10. ‘Walking The Wire’
(Evolve, 2017)
Taken from their sophomore LP, Evolve, ‘Walking The Wire’ is Imagine Dragons embracing U2; all jangly guitars, thunderous percussions and handclaps brought together to produce a powerful stomp. They weren’t in stadiums at that point, but you can tell they were already planning ahead.
9. ‘Friction’
(Smoke + Mirrors, 2015)
‘Friction’ could have been written for a movie montage, it’s got that surging feel to its structure, with guitar and top-line that demand action. It’s musical Red Bull.
8. ‘Eyes Closed’
(LOOM, 2024)
The first single from new album, LOOM, and it’s another designed to inject espresso straight into your veins. A fusion of hip hop, trap beats and chugging stadium rock, it naturally explodes into a huge chorus. Already vintage Imagine Dragons.
7. ‘I Bet My Life’
(Smoke + Mirrors, 2015)
This is Imagine Dragons at their most rollicking. ‘I Bet My Life’ has a slight Mumford & Sons feel to it, all twangy guitars and pounding percussion, but underpinned by that same uplifting surge that unites all their biggest hits.
6. ‘Demons’
(Night Visions, 2012)
Imagine Dragons are a band who don’t really go in for subtlety, but they can certainly do introspection and wonder. ‘Demons’ is a shimmering thing that builds slowly into a stomper.
5. ‘Bleeding Out’
(Night Visions, 2012)
This is as close as Imagine Dragons get to a ballad. A big, spacey, widescreen effort, it’s sparer than many of their other songs, but no less affecting. A real lighters in the air moment (you might need a couple of spares at an Imagine Dragons gig…).
4. ‘Believer’
(Evolve, 2017)
The ultimate hype-up. ‘Believer’ is half call-to-arms and half snarling underdog, all wiry guitars, with frontman Dan Reynolds firing out his words like a trainer whispering into the ear of a prize fighter. It’s a song to get you supercharged. The band must have been feeling the same, else why would they have enlisted Rocky legend Dolph Lundgren for the video?
3. ‘It’s Time’
(It’s Time, 2011)
There’s a darkness that underpins so much of Imagine Dragons’ work, but ‘It’s Time’ is a true moment of lightness and a embrace of pure pop. A chiming wall of guitars, summery vibes and a chorus that brings a smile to the face.
2. ‘Thunder’
(Evolve, 2017)
Over the course of their career, Imagine Dragons have melded and meshed so many genres, and it’s never more evident than on ‘Thunder’. This is part dubstep, part hip hop, part stadium rock and part electronica. It shoudn’t work. But with a chorus this size? Of course it does.
1. ‘Radioactive’
(Night Visions, 2012)
Although Imagine Dragons had been steadily building their profile through their early EPs, and were already starting to move after the success of debut single ‘It’s Time’, it was ‘Radioactive’ that made the world sit up and pay attention.

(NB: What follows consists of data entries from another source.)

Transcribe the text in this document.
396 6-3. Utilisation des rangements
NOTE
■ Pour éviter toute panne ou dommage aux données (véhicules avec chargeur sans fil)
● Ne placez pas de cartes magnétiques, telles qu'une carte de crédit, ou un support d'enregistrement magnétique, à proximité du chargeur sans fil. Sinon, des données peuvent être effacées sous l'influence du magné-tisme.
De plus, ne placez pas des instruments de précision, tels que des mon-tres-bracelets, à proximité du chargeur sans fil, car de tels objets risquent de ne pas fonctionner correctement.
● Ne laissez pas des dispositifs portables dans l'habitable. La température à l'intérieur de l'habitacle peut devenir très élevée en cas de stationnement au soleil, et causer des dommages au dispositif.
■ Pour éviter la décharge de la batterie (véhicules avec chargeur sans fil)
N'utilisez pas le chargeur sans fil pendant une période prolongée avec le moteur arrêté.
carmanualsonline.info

‘Radioactive’ is everything that would go on to define the band. Twinkly guitars, bombastic percussion, and a skyscraper-sized chorus that instantly melds itself to the inside of your brain. The second you heard it, you knew, this band was destined for the biggest of stages. Get your hands up and keep them there: this is the very definition of anthemic.